Product Quality at Rubrik - Part 3

At Rubrik, we perpetually strive to enhance our Developer experience and their velocity. Quick iteration and delivery doesn’t imply starting with a product of lower quality and then working towards stabilization subsequently. In the agile landscape of today, enabling the development team to measure the quality at every stage of the feature development becomes pivotal, contributing to swift iterations and faster delivery of high-quality products to our customers. Ultimately, the sooner we can catch the regressions, the better it is. Let’s delve into how our Testing Process and Infrastructure enabled our Engineering community with faster iteration and efficient delivery of our Products.

Test Process

Our strategic test process, embedded throughout the product release cycle, is succinctly represented below.

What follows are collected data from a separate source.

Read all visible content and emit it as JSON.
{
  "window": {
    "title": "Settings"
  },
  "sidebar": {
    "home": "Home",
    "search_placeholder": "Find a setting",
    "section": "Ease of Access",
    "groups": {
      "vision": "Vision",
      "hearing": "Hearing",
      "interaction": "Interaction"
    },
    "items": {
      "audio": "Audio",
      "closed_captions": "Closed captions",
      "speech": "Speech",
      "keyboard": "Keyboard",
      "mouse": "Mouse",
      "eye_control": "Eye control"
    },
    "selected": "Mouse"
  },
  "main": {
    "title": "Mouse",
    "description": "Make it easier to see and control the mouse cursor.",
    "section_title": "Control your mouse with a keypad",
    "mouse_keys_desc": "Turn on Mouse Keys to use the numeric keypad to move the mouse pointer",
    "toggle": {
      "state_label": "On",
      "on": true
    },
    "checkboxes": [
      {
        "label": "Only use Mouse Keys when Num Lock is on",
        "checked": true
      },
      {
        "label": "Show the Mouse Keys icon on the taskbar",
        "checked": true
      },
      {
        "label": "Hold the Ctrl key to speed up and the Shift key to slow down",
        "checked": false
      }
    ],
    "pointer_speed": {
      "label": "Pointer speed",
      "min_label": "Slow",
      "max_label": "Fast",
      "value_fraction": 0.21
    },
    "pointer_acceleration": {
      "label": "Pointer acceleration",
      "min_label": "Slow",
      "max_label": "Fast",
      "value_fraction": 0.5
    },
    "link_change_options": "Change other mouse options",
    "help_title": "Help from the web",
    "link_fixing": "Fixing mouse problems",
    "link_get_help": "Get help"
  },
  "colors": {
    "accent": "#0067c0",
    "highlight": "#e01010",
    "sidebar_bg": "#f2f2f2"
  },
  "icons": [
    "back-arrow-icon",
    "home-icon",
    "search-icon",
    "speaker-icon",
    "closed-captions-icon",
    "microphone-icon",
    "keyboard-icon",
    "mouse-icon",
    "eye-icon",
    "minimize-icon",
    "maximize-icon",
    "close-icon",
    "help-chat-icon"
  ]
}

Every code check-in is accompanied by the execution of dependent unit, component and integration tests before code lands on the main branch. At regular intervals, typically every hour, we initiate the building process for the main branch and conduct a full suite of tests, including unit, component, integration, and smoke tests. This rigorous testing ensures that critical functionality is thoroughly validated and helps identify any regressions on the main branch. For a build to be promoted to the next stages of testing, it is crucial that all these tests pass seamlessly. As build processes are initiated more frequently than test pipelines, we promote multiple successful builds and select the latest one for running our pipelines. We understand very well that running E2E tests is both time consuming and expensive, so we avoid triggering E2E pipelines if there are any build or promotion issues. Upon resolution of these issues, the cycle restarts automatically.

Test Infrastructure Components

Our current, seamless process is the culmination of overcoming numerous challenges, understanding the engineers’ pain points, continually iterating, innovating, and enhancing our ecosystem. Multiple components in our test infrastructure are seamlessly integrated to enable smoother test implementation, automated addition and execution as part of our daily test pipeline runs. Here’s an overview of the journey from test authoring to the visualization of test results from the pipeline runs:

Let’s take a deeper look at the Test Infrastructure components involved in ensuring high-quality products at Rubrik.

Test Framework

Test authors at Rubrik utilize a Python test framework, anchored on Pytest. The core of our test framework is the Self-Describing Test (SDT) mechanism. This innovative mechanism made it easy for anyone to understand the test objective, the necessary resources it depends on, and the different configurations with which the test can be run.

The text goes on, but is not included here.